Deuxième semaine de combats meurtriers entre l’armée régulière et les paramilitaires au Soudan. Des volontaires mettent en place des opérations de sauvetage sous haute tension, négociant leur passage avec les soldats, exfiltrant des civils au milieu des bombardements. Certains affrètent des bus entiers pour l’Égypte ou vers d’autres villes du Soudan moins touchées par la guerre. Toutes ces organisations citoyennes vont prochainement être livrées à elles-mêmes. Alors que presque aucun service public ne fonctionne, la plupart des organisations humanitaires ont annoncé la suspension de leurs opérations.

Évacuer Khartoum, c’est aussi le mot d’ordre pour des centaines de ressortissants étrangers que les ambassades essayent de rapatrier au plus vite. Les deux belligérants se disent prêts à faciliter les évacuations d’étrangers, mais ces opérations s’annoncent délicates alors que les deux généraux ont prouvé à maintes reprises ne pas être en mesure de faire cesser les combats. Plus de 150 civils, de diverses nationalités, ont pu quitter le pays.

Tard dans la nuit de samedi à dimanche, des militaires français en provenance de Djibouti ont atterri sur le tarmac d’un aéroport militaire soudanais, au nord de Karthoum. L’ambassade de France a affrété, dimanche matin, plusieurs bus pour évacuer près de 200 ressortissants français et européens. Les Forces armées soudanaises qui assiègent la capitale, dans la banlieue, ont pris le relais des FDS jusqu’à cette base, au nord de Khartoum, où des avions gros-porteurs vont évacuer les ressortissants étrangers. Après le passage des convois, de nombreux rapports indiquent que les combats ont repris immédiatement dans plusieurs quartiers de Khartoum. Les hommes de Hemedti conservent le contrôle sur d’importants points stratégiques et notamment le palais présidentiel où leur chef a été filmé, dimanche matin. A chaque coin de rue, on voit des hommes en uniforme couleur sable, enturbannés, parfois très jeunes, se tenant à côté de blindés surmontés de canons anti-aériens. Partout, dans Khartoum, des échoppes saccagées, des bâtiments brûlés, des étals éparpillés.

Dimanche dans la nuit, les FSR ont affirmé dans un tweet avoir « coordonné » avec les États-Unis l’évacuation des diplomates américains et de leurs familles à bord de six avions. Une version en arabe du tweet des FSR a indiqué que l’évacuation a déjà eu lieu, une information confirmée par le gouvernement américain quelques heures plus tard.  « Aujourd’hui, sur mes ordres, l’armée américaine a mené une opération d’extraction du personnel gouvernemental américain », a affirmé le président Biden dans un communiqué, en appelant par ailleurs à l’arrêt des violences « insensées ». Selon le département d’État, un peu moins d’une centaine de personnes dont des diplomates étrangers, auraient pu être sortis du pays. Joe Biden a remercié Djibouti, l’Éthiopie, l’Arabie Saoudite pour leur aide déterminante. Il resterait encore plusieurs centaines d’Américains dans le pays. Leur évacuation n’est pas encore prévue.

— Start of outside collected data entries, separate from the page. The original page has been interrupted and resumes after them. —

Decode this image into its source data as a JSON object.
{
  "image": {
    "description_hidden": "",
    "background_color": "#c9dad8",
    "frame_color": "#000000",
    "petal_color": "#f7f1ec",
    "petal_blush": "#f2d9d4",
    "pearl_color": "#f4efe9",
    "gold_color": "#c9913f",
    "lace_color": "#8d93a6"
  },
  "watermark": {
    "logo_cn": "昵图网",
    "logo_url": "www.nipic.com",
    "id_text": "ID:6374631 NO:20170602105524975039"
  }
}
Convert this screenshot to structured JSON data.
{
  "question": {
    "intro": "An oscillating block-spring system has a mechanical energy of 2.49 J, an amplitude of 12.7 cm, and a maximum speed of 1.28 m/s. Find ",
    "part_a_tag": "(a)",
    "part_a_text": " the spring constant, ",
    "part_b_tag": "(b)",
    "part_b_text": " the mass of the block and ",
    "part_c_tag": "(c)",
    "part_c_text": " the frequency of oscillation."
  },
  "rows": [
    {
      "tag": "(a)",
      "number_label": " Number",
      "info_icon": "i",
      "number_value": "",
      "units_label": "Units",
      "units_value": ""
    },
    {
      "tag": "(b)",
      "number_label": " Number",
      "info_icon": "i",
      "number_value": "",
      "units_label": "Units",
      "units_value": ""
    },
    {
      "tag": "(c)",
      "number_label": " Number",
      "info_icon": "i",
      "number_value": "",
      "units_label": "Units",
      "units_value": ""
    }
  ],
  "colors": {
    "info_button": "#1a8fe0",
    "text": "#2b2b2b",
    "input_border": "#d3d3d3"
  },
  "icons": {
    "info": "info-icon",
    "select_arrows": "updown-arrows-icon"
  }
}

L’Allemagne, quant à elle, est encore en train d’étudier la faisabilité d’une évacuation. Selon la presse allemande, les ministres de la Défense et des Affaires étrangères du pays ont tenu une réunion de crise samedi. L’Italie annonce faire de même.

Pour l’heure, les belligérants se montrent plutôt coopératifs. L’armée soudanaise s’est engagée à fournir son aide et les paramilitaires des Forces de soutien rapide (FSR) se disent prêts à ouvrir tous les aéroports du Soudan pour évacuer les étrangers. Reste à savoir qui contrôle quel aéroport. Très difficile, à ce stade, d’avoir des informations fiables puisque les deux camps se livrent aussi à une bataille de communication.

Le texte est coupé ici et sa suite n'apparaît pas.